L’Année Stendhalienne n°19,
Année 2020
Stendhal Milanese
Un classique transnational ?
La tombe d’Henri Beyle est un lieu de mémoire franco-italien. On connaît le texte de son épitaphe, rédigé par lui puis partiellement corrigé par son cousin et exécuteur testamentaire Romain Colomb. On le redonne ici, tel qu’imaginé par l’écrivain dans les Souvenirs d’égotisme (manuscrit conservé à la bibliothèque municipale de Grenoble sous la cote R. 300 (bis) Rés., f°135) :
Errico Beyle
Milanese
Visse
Scrisse
Amó
[…]
Henri Beyle n’a donc été enterré, suivant sa volonté, ni sous son véritable nom, ni sous son pseudonyme (germanique) le plus connu, ni dans sa langue maternelle, ni comme Français. Ces modifications profondes de son état civil et de son identité sociale ont l’intérêt d’une énigme. On voudrait les prendre au sérieux, et savoir dans quelle mesure l’affirmation première et fondamentale contenue dans ces lignes est vraie : « Errico Beyle Milanese ».
Cette question a été principalement abordée sur le mode biographique : plus d’un siècle de science stendhalienne nous permet de connaître dans le détail les rencontres, les amis, les amours, les adresses, l’emploi du temps d’Henri Beyle à Milan, dans les différentes périodes où il y a vécu. L’objet de ce numéro est de réfléchir, d’abord, à partir de ces données et de toute donnée historique et socioculturelle utile, à la fonction qu’a eue Milan dans la formation et dans la création d’Henri Beyle. Il est, ensuite, de cerner cette particularité – qui règle en partie le statut de Stendhal dans le panthéon national français – qu’il est à la fois un classique de la littérature française et un écrivain « transnational ». « Stendhal », figure de l’exil, figure de l’interaction des cultures, figure de l’Empire aussi, dénie la solidité des frontières, tout en accentuant les différences culturelles.

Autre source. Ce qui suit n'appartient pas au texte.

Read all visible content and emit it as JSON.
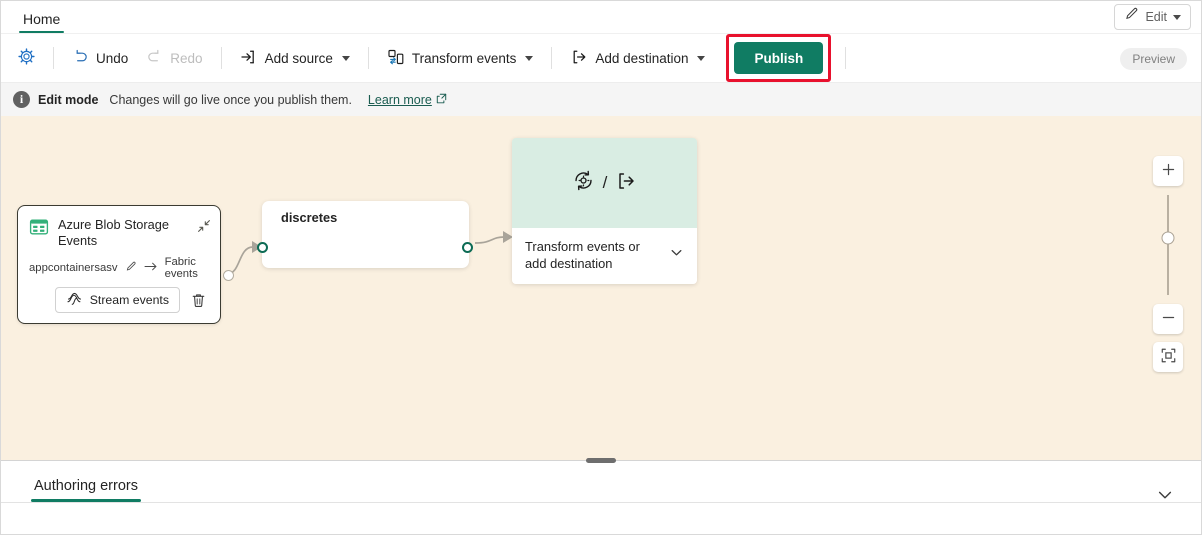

Ainsi, qu’est-ce que cela a d’intéressant, de pertinent, dans la perspective de l’histoire de la littérature, d’affirmer que Stendhal est un écrivain milanais ?
Ce sujet de réflexion invite à développer les points suivants :
Le contexte culturel et politique des premières publications stendhaliennes :
• Milan, capitale impériale : la spécificité de la situation politique lombarde dans les années 1810-1820 ; le carbonarisme ;
• Milan comme interface culturelle entre Italie, Allemagne, Autriche-Hongrie, France et Royaume-Uni dans cette période (tradition intellectuelle des Lumières, forte présence de l’imaginaire renaissant, circulation des imprimés, des idées et des savoirs contemporains, présence de la culture germanique, influence des cultures française et britannique, etc.) ;
• La francophonie dans le Milan de ces années, l’existence d’une communauté française en Lombardie, et d’une communauté lombarde à Paris dans les années 1820 (autour de Giuditta Pasta par exemple) ;
• La vie des revues libérales, patriotiques et romantiques à Milan sous la Restauration ; l’existence d’un foyer bonapartiste en Lombardie ;
• Plus généralement, la vie intellectuelle et artistique milanaise (arts plastiques, musique, danse, littérature, sciences, sciences humaines, droit). La Scala : ce qu’on y voit et ce qui s’y joue.
Une littérature de l’exil ?
• L’entrée d’Henri Beyle dans la carrière d’écrivain à Milan. Peut-on caractériser la littérature écrite par Stendhal à Milan comme une littérature de l’exil et pourquoi ? Le nom « Stendhal » : en quoi est-il milanais ? Les choix éditoriaux d’Henri Beyle.
• L’enjeu interculturel dans les premières créations stendhaliennes et dans la correspondance (thématisation de la différence culturelle, comparaison des cultures, thématisation de la rencontre des cultures, thématisation du voyage, du nomadisme, thématisation de l’exil) ;
• Comment analyser les textes que Stendhal consacre à Milan et aux Milanais dans les années 1800-1820 (historiographie, histoire de l’art, science politique, anthropologie) ? Comment s’articulent « Italie » et « Lombardie » dans la vision politique de Stendhal ? Comment sont représentées Milan et la Lombardie dans les fictions stendhaliennes ?
• Les textes de Stendhal écrits à Milan : éléments de poétique, de génétique et de stylistique concernant l’écriture des Vies de Haydn, Mozart et Métastase, de l’Histoire de la peinture en Italie, de Rome, Naples, Florence en 1817, de la Vie de Napoléon, de De l’amour.